Pacific Telephone & Telegraph Co. v. Seattle
Headline: City telephone license tax upheld because challenge was premature; Court affirms that administrative forms and rules must be sought before a vagueness challenge proceeds.
Holding: The Court affirmed the state judgment, holding that the city’s telephone gross-income license tax is not unconstitutionally vague at this stage because the company failed to seek required administrative forms and rules.
- Requires businesses to request administrative forms before suing over tax vagueness.
- Lets cities use comptroller rules to clarify how local taxes are calculated.
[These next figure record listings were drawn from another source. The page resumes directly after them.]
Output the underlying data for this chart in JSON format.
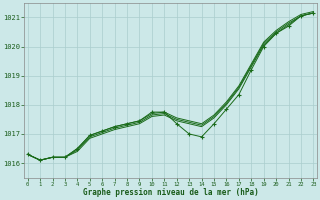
{
  "x": [
    0,
    1,
    2,
    3,
    4,
    5,
    6,
    7,
    8,
    9,
    10,
    11,
    12,
    13,
    14,
    15,
    16,
    17,
    18,
    19,
    20,
    21,
    22,
    23
  ],
  "smooth1": [
    1016.3,
    1016.1,
    1016.2,
    1016.2,
    1016.4,
    1016.85,
    1017.0,
    1017.15,
    1017.25,
    1017.35,
    1017.6,
    1017.65,
    1017.45,
    1017.35,
    1017.25,
    1017.55,
    1018.0,
    1018.55,
    1019.3,
    1020.05,
    1020.45,
    1020.75,
    1021.05,
    1021.15
  ],
  "smooth2": [
    1016.3,
    1016.1,
    1016.2,
    1016.2,
    1016.45,
    1016.9,
    1017.05,
    1017.2,
    1017.3,
    1017.4,
    1017.65,
    1017.7,
    1017.5,
    1017.4,
    1017.3,
    1017.6,
    1018.05,
    1018.6,
    1019.35,
    1020.1,
    1020.5,
    1020.8,
    1021.05,
    1021.15
  ],
  "smooth3": [
    1016.3,
    1016.1,
    1016.2,
    1016.2,
    1016.5,
    1016.95,
    1017.1,
    1017.25,
    1017.35,
    1017.45,
    1017.7,
    1017.75,
    1017.55,
    1017.45,
    1017.35,
    1017.65,
    1018.1,
    1018.65,
    1019.4,
    1020.15,
    1020.55,
    1020.85,
    1021.1,
    1021.2
  ],
  "marker_line": [
    1016.3,
    1016.1,
    1016.2,
    1016.2,
    1016.5,
    1016.95,
    1017.1,
    1017.25,
    1017.35,
    1017.45,
    1017.75,
    1017.75,
    1017.35,
    1017.0,
    1016.9,
    1017.35,
    1017.85,
    1018.35,
    1019.2,
    1020.0,
    1020.45,
    1020.7,
    1021.05,
    1021.15
  ],
  "background_color": "#cce8e8",
  "grid_color": "#aacece",
  "line_color": "#1a6b1a",
  "xlabel": "Graphe pression niveau de la mer (hPa)",
  "xlabel_color": "#1a5c1a",
  "tick_color": "#1a5c1a",
  "ylim": [
    1015.5,
    1021.5
  ],
  "yticks": [
    1016,
    1017,
    1018,
    1019,
    1020,
    1021
  ],
  "xticks": [
    0,
    1,
    2,
    3,
    4,
    5,
    6,
    7,
    8,
    9,
    10,
    11,
    12,
    13,
    14,
    15,
    16,
    17,
    18,
    19,
    20,
    21,
    22,
    23
  ]
}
- Reserves constitutional review until after administrative action defines tax duties.
Summary
Background
A California telephone company paying and earning money from both interstate and intrastate calls sued after Seattle’s May 23, 1932 ordinance imposed a 4% license tax on the phone business’ gross income in the city. The ordinance defined “gross income,” required businesses to apply for an occupation license on forms the city comptroller would prepare, and authorized the comptroller to issue rules. The company filed for an injunction shortly after the law passed, alleging it could not reasonably separate interstate from intrastate receipts or compute the tax, but it did not show that it had requested the required forms or sought any administrative interpretation before suing.
Reasoning
The Court faced the question whether the tax law was so vague that it violated the Fourteenth Amendment’s due process protections. The opinion recognized ambiguities in the ordinance but emphasized that the city explicitly left details to the comptroller’s forms and rules. Because the statute required administrative action before a taxpayer’s duty became fixed, no tax or penalty could yet be imposed. The Court held that without the comptroller’s forms or regulations, the company only had speculative fears and could not show a present constitutional violation, so the state court’s judgment must be affirmed.
Real world impact
The decision means businesses must seek the administrative forms or rulings a city offers before bringing a vagueness challenge to a local tax. Municipal officials can use forms and rules to clarify how taxes are computed. The ruling does not finally decide whether the ordinance’s wording is adequate once the comptroller acts; constitutional review remains possible after administrative action defines the tax duties.